A checklist for testing beliefs (about your product or yourself)
- Give yourself room to breathe, and to be uncomfortable — as Kyle Wild pointed out, take a break, go do something different. Sometimes that requires a trip to Burning Man, sometimes it doesn’t. The point of taking a break is not to step back and say that you’re amazing or awful, it’s to get a more honest picture of yourself, your work, your heart, and to give you room to appreciate what you are already doing and imagine what more you can and should do. You don't necessarily need to go somewhere totally different or do something radical in order to breathe and be uncomfortable. Sometime it’s as simple as a direct examination of your brain, heart, or beliefs in whatever environment you are already in.
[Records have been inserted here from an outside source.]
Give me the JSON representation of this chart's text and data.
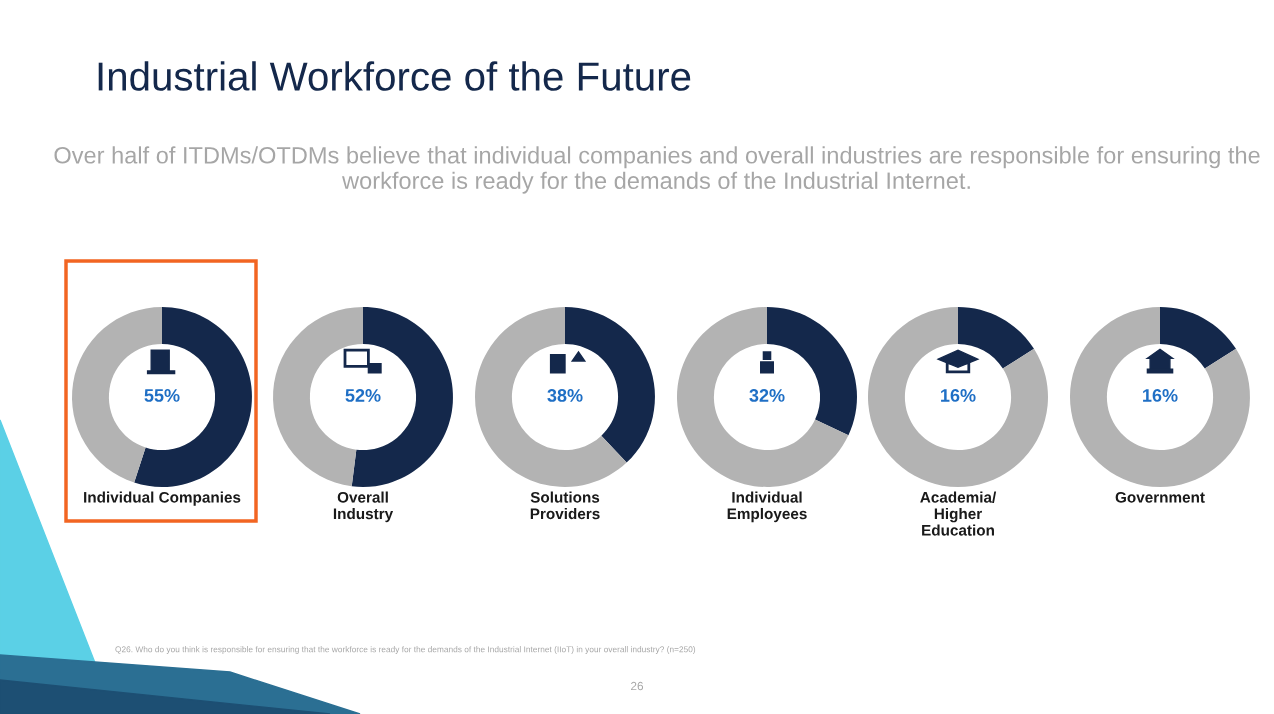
{
  "chart_data": [
    {
      "type": "other",
      "title": "Industrial Workforce of the Future",
      "subtitle": "Over half of ITDMs/OTDMs believe that individual companies and overall industries are responsible for ensuring the workforce is ready for the demands of the Industrial Internet.",
      "annotations": [
        "Q26. Who do you think is responsible for ensuring that the workforce is ready for the demands of the Industrial Internet (IIoT) in your overall industry? (n=250)",
        "26"
      ]
    },
    {
      "type": "donut",
      "xlabel": "Individual Companies",
      "categories": [
        null,
        null
      ],
      "values": [
        55,
        45
      ],
      "colors": [
        "#14284b",
        "#b3b3b3"
      ],
      "value_labels": [
        "55%",
        null
      ]
    },
    {
      "type": "donut",
      "xlabel": "Overall\nIndustry",
      "categories": [
        null,
        null
      ],
      "values": [
        52,
        48
      ],
      "colors": [
        "#14284b",
        "#b3b3b3"
      ],
      "value_labels": [
        "52%",
        null
      ]
    },
    {
      "type": "donut",
      "xlabel": "Solutions\nProviders",
      "categories": [
        null,
        null
      ],
      "values": [
        38,
        62
      ],
      "colors": [
        "#14284b",
        "#b3b3b3"
      ],
      "value_labels": [
        "38%",
        null
      ]
    },
    {
      "type": "donut",
      "xlabel": "Individual\nEmployees",
      "categories": [
        null,
        null
      ],
      "values": [
        32,
        68
      ],
      "colors": [
        "#14284b",
        "#b3b3b3"
      ],
      "value_labels": [
        "32%",
        null
      ]
    },
    {
      "type": "donut",
      "xlabel": "Academia/\nHigher\nEducation",
      "categories": [
        null,
        null
      ],
      "values": [
        16,
        84
      ],
      "colors": [
        "#14284b",
        "#b3b3b3"
      ],
      "value_labels": [
        "16%",
        null
      ]
    },
    {
      "type": "donut",
      "xlabel": "Government",
      "categories": [
        null,
        null
      ],
      "values": [
        16,
        84
      ],
      "colors": [
        "#14284b",
        "#b3b3b3"
      ],
      "value_labels": [
        "16%",
        null
      ]
    }
  ]
}
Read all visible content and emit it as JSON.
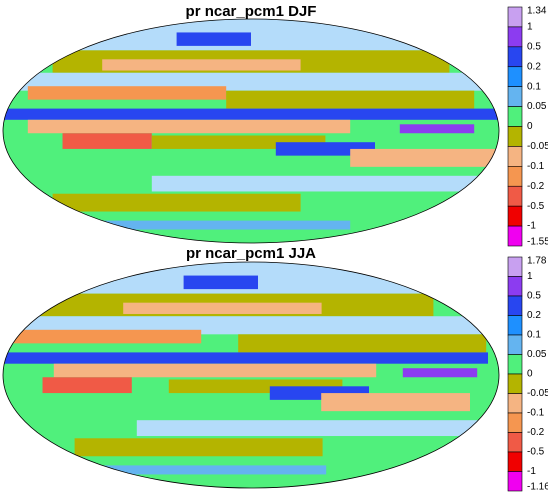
{
  "maps": [
    {
      "title": "pr ncar_pcm1 DJF",
      "colorbar": {
        "labels": [
          1.34,
          1,
          0.5,
          0.2,
          0.1,
          0.05,
          0,
          -0.05,
          -0.1,
          -0.2,
          -0.5,
          -1,
          -1.55
        ],
        "colors": [
          "#c8a0f0",
          "#8c3cf0",
          "#2846f0",
          "#1e90ff",
          "#64b4f0",
          "#b4dcfa",
          "#50f07c",
          "#b4b400",
          "#f5b482",
          "#f59650",
          "#f05a46",
          "#f00000",
          "#f000f0"
        ]
      }
    },
    {
      "title": "pr ncar_pcm1 JJA",
      "colorbar": {
        "labels": [
          1.78,
          1,
          0.5,
          0.2,
          0.1,
          0.05,
          0,
          -0.05,
          -0.1,
          -0.2,
          -0.5,
          -1,
          -1.16
        ],
        "colors": [
          "#c8a0f0",
          "#8c3cf0",
          "#2846f0",
          "#1e90ff",
          "#64b4f0",
          "#b4dcfa",
          "#50f07c",
          "#b4b400",
          "#f5b482",
          "#f59650",
          "#f05a46",
          "#f00000",
          "#f000f0"
        ]
      }
    }
  ]
}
- Identify what’s truly at stake — one of the things I’ve learned over the years in project management, product, and operations roles is that it’s ok to let off steam or spend time working out how you feel about something. But ultimately what you need to know is what happens next, and how you’ll incorporate what you've learned or negotiated in a given situation. It helps when you don’t get caught in the weeds on things that are less important long term but evoke a strong feeling. “What really matters here?” is the question that goes with this.
- Encourage yourself to be passionate, but remember that most of the things that matter exist outside of your head, in the world with people who are directly a part of your life— this is a tough one. Basically the question here is, am I really the only person affected / upset / passionate / confused about this idea / problem / place / thing? Usually the answer is no, and it’s important to remember that you can balance your own beliefs and emotions while also listening to and honoring those of other people.
- The most critical thing an entrepreneur can do in building both their business and self is create / maintain momentum in the right areas — this is really a hidden secret for entrepreneurs / startups. Rarely if ever do you know the answer or long term vision for your life or the life of your company. It’s more important to simply define the areas / themes that are important, and keep returning to them. Most of the time that’s where the useful answers come from, because in an ecosystem (and you and your company/product are certainly an ecosystem) things change constantly and what’s true now often isn’t in 3, 6, or 12 months.